Once you have one website performing and measured, you've earned the right to invest further — better content, more service pages, ongoing website maintenance, paid traffic, the lot. If you're also considering how AI could streamline your operations, our guide to AI for small businesses uses the same thinking-first framework. Skip the measurement step and you'll spend the next five years guessing why nothing's working.
Answer the Three Questions Before You Brief Anyone
The difference between a small business website that wins customers and one that sits silent isn't the design budget or the platform — it's whether the business did the thinking before the building. Answer the three questions before you brief anyone: why a customer should pick you, who you're really talking to, and how you actually deliver.

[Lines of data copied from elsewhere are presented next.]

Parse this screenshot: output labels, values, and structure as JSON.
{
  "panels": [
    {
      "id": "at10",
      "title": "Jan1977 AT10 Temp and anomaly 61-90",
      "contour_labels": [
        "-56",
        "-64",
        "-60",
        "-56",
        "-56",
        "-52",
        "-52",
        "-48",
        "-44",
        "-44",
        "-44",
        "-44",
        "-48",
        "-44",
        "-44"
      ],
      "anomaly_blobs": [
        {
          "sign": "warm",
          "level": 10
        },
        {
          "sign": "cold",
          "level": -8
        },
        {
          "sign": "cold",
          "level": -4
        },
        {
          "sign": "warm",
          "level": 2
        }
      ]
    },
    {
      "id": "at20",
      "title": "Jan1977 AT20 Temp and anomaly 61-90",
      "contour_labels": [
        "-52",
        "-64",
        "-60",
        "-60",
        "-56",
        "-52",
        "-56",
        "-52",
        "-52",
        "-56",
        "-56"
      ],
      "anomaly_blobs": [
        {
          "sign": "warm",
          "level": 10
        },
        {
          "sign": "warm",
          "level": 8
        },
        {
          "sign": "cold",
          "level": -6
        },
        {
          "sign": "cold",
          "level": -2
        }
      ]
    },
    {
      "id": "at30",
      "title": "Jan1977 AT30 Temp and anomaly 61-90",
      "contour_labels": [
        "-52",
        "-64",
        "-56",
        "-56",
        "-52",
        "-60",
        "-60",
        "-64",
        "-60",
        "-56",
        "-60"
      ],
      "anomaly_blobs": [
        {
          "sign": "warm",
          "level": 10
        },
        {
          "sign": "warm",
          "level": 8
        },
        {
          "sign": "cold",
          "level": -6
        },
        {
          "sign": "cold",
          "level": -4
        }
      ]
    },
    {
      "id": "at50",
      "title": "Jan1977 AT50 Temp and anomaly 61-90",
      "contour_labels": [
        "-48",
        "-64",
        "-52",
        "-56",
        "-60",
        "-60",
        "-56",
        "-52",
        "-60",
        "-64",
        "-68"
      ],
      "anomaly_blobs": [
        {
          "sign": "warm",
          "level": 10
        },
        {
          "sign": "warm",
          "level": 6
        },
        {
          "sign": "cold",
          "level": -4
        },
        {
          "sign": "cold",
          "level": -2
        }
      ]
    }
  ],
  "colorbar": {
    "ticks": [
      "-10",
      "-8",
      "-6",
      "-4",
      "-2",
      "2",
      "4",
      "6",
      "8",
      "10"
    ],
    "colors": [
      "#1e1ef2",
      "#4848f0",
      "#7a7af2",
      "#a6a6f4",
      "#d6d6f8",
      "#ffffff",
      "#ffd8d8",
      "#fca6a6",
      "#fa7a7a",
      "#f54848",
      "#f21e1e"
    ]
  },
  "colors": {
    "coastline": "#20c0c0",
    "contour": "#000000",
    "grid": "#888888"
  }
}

Do that and the web design for small business decisions that follow get dramatically easier — and your launch becomes the start of new enquiries instead of the end of a project. See examples of this approach in action on our recent work page.
Source: Loxvik survey of 300 small businesses in the UK, 2026.
Frequently Asked Questions
How much should a small business spend on a website in the UK?
It depends on what you need the site to do. A DIY template build costs you nothing but time. A freelancer-built site typically runs £1,500–£4,000. Agency pricing varies more than people realise — at Loxvik, web design and development for small businesses starts from £799 with pay monthly options, while more involved strategic projects can run into five figures. The right number is whichever option matches what the website is meant to deliver — a digital business card and a sales channel are not the same project.
How long does it take to design and launch a small business website?
A straightforward template-based site can launch in a couple of weekends if you write the copy yourself. A freelancer-built site usually takes four to six weeks. An agency project that includes strategy, copywriting, design, and build typically runs eight to twelve weeks. The biggest delays almost always come from the client side — usually because the questions in Steps 2–4 hadn't been answered before the project started.
Do I need a copywriter as well as a web designer?
For most small business websites, yes — or at minimum, someone (you, your designer, or an agency) who takes the writing seriously. Design without good copy is decoration. The words are what actually convince a visitor to enquire, and most 'design problems' on small business sites are really copy problems wearing a costume.
When should I rebuild my website vs just refresh it?
Refresh when the structure is broadly working but the site looks dated, the copy is stale, or specific pages aren't performing. Rebuild when the underlying positioning has changed, when you've outgrown the platform, or when you've genuinely worked through Steps 1–4 of this guide and realised the current site is answering the wrong questions. If you're in the 43% getting no enquiries, a refresh probably won't move the needle — a rebuild grounded in the right thinking will.